The story of Georges Bernède, born 1926, starts with Mildred Bendall (1891-1977), a rather curious Anglo-French artist who studied under Henri Matisse in Paris. Having rejected a marriage proposal from Jean-Gérard Matisse, the great Henri’s son, she returned to her family home in Monsègur, Bordeaux where she lived out her days relentlessly painting landscapes and fish in her own increasingly abstract manner. Her life seems more peculiar the more you look into it; her father, a wealthy English merchant, insisted on flying the Union Jack from their rural, post-war home in Western France; and neither Mildred nor her two elder siblings ever married or left their childhood home.
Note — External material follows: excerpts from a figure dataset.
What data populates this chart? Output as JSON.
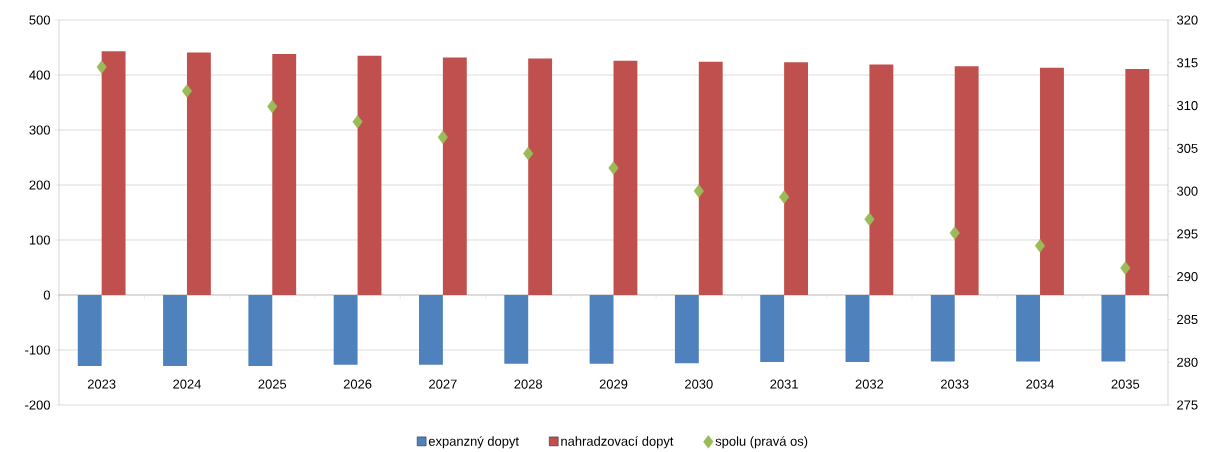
{
  "chart_data": {
    "type": "bar",
    "categories": [
      "2023",
      "2024",
      "2025",
      "2026",
      "2027",
      "2028",
      "2029",
      "2030",
      "2031",
      "2032",
      "2033",
      "2034",
      "2035"
    ],
    "series": [
      {
        "name": "expanzný dopyt",
        "color": "#4f81bd",
        "values": [
          -129,
          -129,
          -129,
          -127,
          -127,
          -125,
          -125,
          -124,
          -122,
          -122,
          -121,
          -121,
          -121
        ]
      },
      {
        "name": "nahradzovací dopyt",
        "color": "#c0504d",
        "values": [
          443,
          441,
          438,
          435,
          432,
          430,
          426,
          424,
          423,
          419,
          416,
          413,
          411
        ]
      },
      {
        "name": "spolu (pravá os)",
        "color": "#9bbb59",
        "type": "scatter",
        "axis": "y2",
        "marker": "diamond",
        "values": [
          314.5,
          311.7,
          309.9,
          308.1,
          306.3,
          304.4,
          302.7,
          300.0,
          299.3,
          296.7,
          295.1,
          293.6,
          291.0
        ]
      }
    ],
    "ylim": [
      -200,
      500
    ],
    "yticks": [
      -200,
      -100,
      0,
      100,
      200,
      300,
      400,
      500
    ],
    "y2lim": [
      275,
      320
    ],
    "y2ticks": [
      275,
      280,
      285,
      290,
      295,
      300,
      305,
      310,
      315,
      320
    ],
    "grid": "y",
    "legend": "bottom"
  }
}
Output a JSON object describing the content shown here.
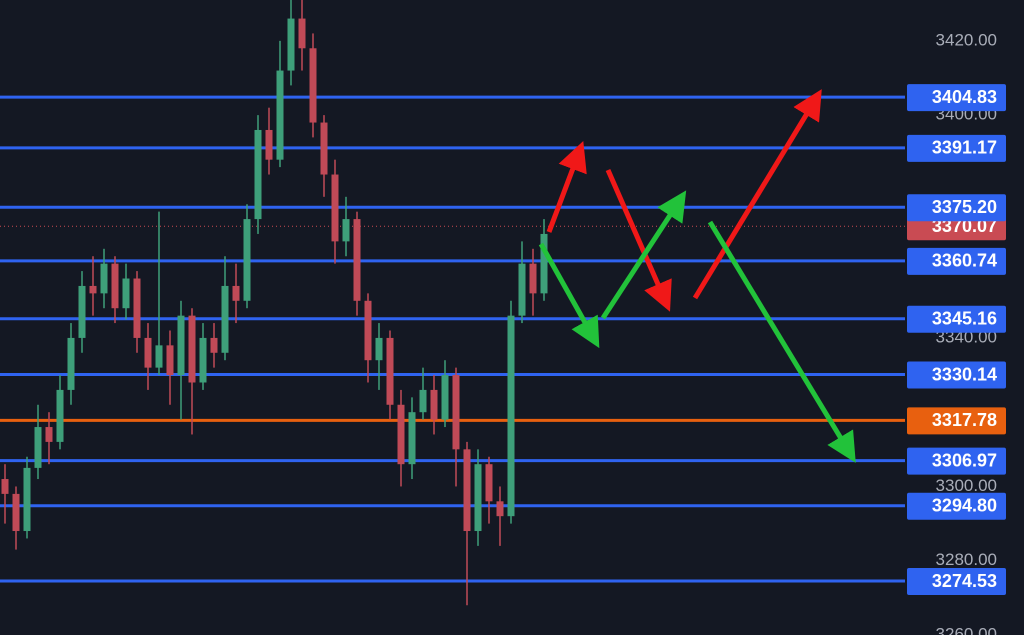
{
  "chart_data": {
    "type": "candlestick",
    "open": [
      3302,
      3298,
      3288,
      3305,
      3316,
      3312,
      3326,
      3340,
      3354,
      3352,
      3360,
      3348,
      3356,
      3340,
      3332,
      3338,
      3330,
      3346,
      3328,
      3340,
      3336,
      3354,
      3350,
      3372,
      3396,
      3388,
      3412,
      3426,
      3418,
      3398,
      3384,
      3366,
      3372,
      3350,
      3334,
      3340,
      3322,
      3306,
      3320,
      3326,
      3318,
      3330,
      3310,
      3288,
      3306,
      3296,
      3292,
      3346,
      3360,
      3352
    ],
    "high": [
      3306,
      3300,
      3308,
      3322,
      3320,
      3330,
      3344,
      3358,
      3362,
      3364,
      3362,
      3360,
      3358,
      3344,
      3374,
      3342,
      3350,
      3348,
      3344,
      3344,
      3362,
      3360,
      3376,
      3400,
      3402,
      3420,
      3431,
      3431,
      3422,
      3400,
      3388,
      3378,
      3374,
      3352,
      3344,
      3342,
      3326,
      3324,
      3332,
      3330,
      3334,
      3332,
      3312,
      3310,
      3308,
      3300,
      3350,
      3366,
      3364,
      3372
    ],
    "low": [
      3290,
      3283,
      3286,
      3302,
      3306,
      3310,
      3322,
      3336,
      3346,
      3348,
      3344,
      3345,
      3336,
      3326,
      3330,
      3322,
      3318,
      3314,
      3326,
      3332,
      3334,
      3344,
      3348,
      3368,
      3384,
      3386,
      3408,
      3412,
      3394,
      3378,
      3360,
      3362,
      3346,
      3328,
      3326,
      3318,
      3300,
      3302,
      3318,
      3314,
      3316,
      3300,
      3268,
      3284,
      3290,
      3284,
      3290,
      3344,
      3346,
      3350
    ],
    "close": [
      3298,
      3288,
      3305,
      3316,
      3312,
      3326,
      3340,
      3354,
      3352,
      3360,
      3348,
      3356,
      3340,
      3332,
      3338,
      3330,
      3346,
      3328,
      3340,
      3336,
      3354,
      3350,
      3372,
      3396,
      3388,
      3412,
      3426,
      3418,
      3398,
      3384,
      3366,
      3372,
      3350,
      3334,
      3340,
      3322,
      3306,
      3320,
      3326,
      3318,
      3330,
      3310,
      3288,
      3306,
      3296,
      3292,
      3346,
      3360,
      3352,
      3368
    ],
    "up_color": "#3e9f7a",
    "down_color": "#c04a57",
    "ylim": [
      3260,
      3431
    ],
    "yticks": [
      {
        "value": 3420,
        "label": "3420.00"
      },
      {
        "value": 3400,
        "label": "3400.00"
      },
      {
        "value": 3340,
        "label": "3340.00"
      },
      {
        "value": 3300,
        "label": "3300.00"
      },
      {
        "value": 3280,
        "label": "3280.00"
      },
      {
        "value": 3260,
        "label": "3260.00"
      }
    ],
    "levels": [
      {
        "value": 3404.83,
        "color": "#2f63f0"
      },
      {
        "value": 3391.17,
        "color": "#2f63f0"
      },
      {
        "value": {
          "value": 3375.2,
          "label": "3375.20"
        },
        "color": "#2f63f0"
      },
      {
        "value": 3360.74,
        "color": "#2f63f0"
      },
      {
        "value": 3345.16,
        "color": "#2f63f0"
      },
      {
        "value": 3330.14,
        "color": "#2f63f0"
      },
      {
        "value": 3317.78,
        "color": "#e8600f"
      },
      {
        "value": 3306.97,
        "color": "#2f63f0"
      },
      {
        "value": {
          "value": 3294.8,
          "label": "3294.80"
        },
        "color": "#2f63f0"
      },
      {
        "value": 3274.53,
        "color": "#2f63f0"
      }
    ],
    "last_price": 3370.07,
    "last_price_color": "#c94b53"
  }
}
Drawing on Bendall’s training with Henri Matisse, Bernède strived towards a figurative language akin to the Cubism of André Lhote, using colour to convey space and feeling. His disregard for convention led him to Abstraction during the 1950s, showing in a number of significant provincial exhibitions. For almost 20 years between the late 60s and 1984 Bernède’s work is of a colourful, lyrical style. Later, in the mid 80s, he almost totally eschewed colour in favour of black and white streaks ornamented with hints of blues and browns. These monochrome canvases came to be his trademark.
The Advent of Abstraction in Bordeaux at Whitford Fine Art brings together the works of a true Abstractionist. Bernède’s brushstrokes summon rhythm, texture and depth from the canvas. While his works can be likened to French modern masterworks by Kline and some Soulages Bernède was never an imitator. He himself admits that others’ artistic achievements never captured his attention; his art is the result of a personal mission for pleasure and perfection. The scope of this exhibition is broader than his previous Whitford show last September which was almost entirely made up of the artist’s later black & white efforts, it is great to see the artistic progression. Works on the cusp of this late phase, like Composition 84-30 (below), show a youthful, colourful vigour and playful quality which was on the whole supplanted by two-tone calligraphic gestures in later years.
Bernède’s art belongs to the very same tradition that threw out the great continental modernists. Franz Kline was in the right place at the right time; so was Bernède – just a different one. Georges Bernède, though a living artist, is a part of the fabric of the 20th century. With proven provenance and a very competitive price range The Advent of Abstraction in Bordeaux is a must see for anyone who wants to snap up a piece of history before it’s too late.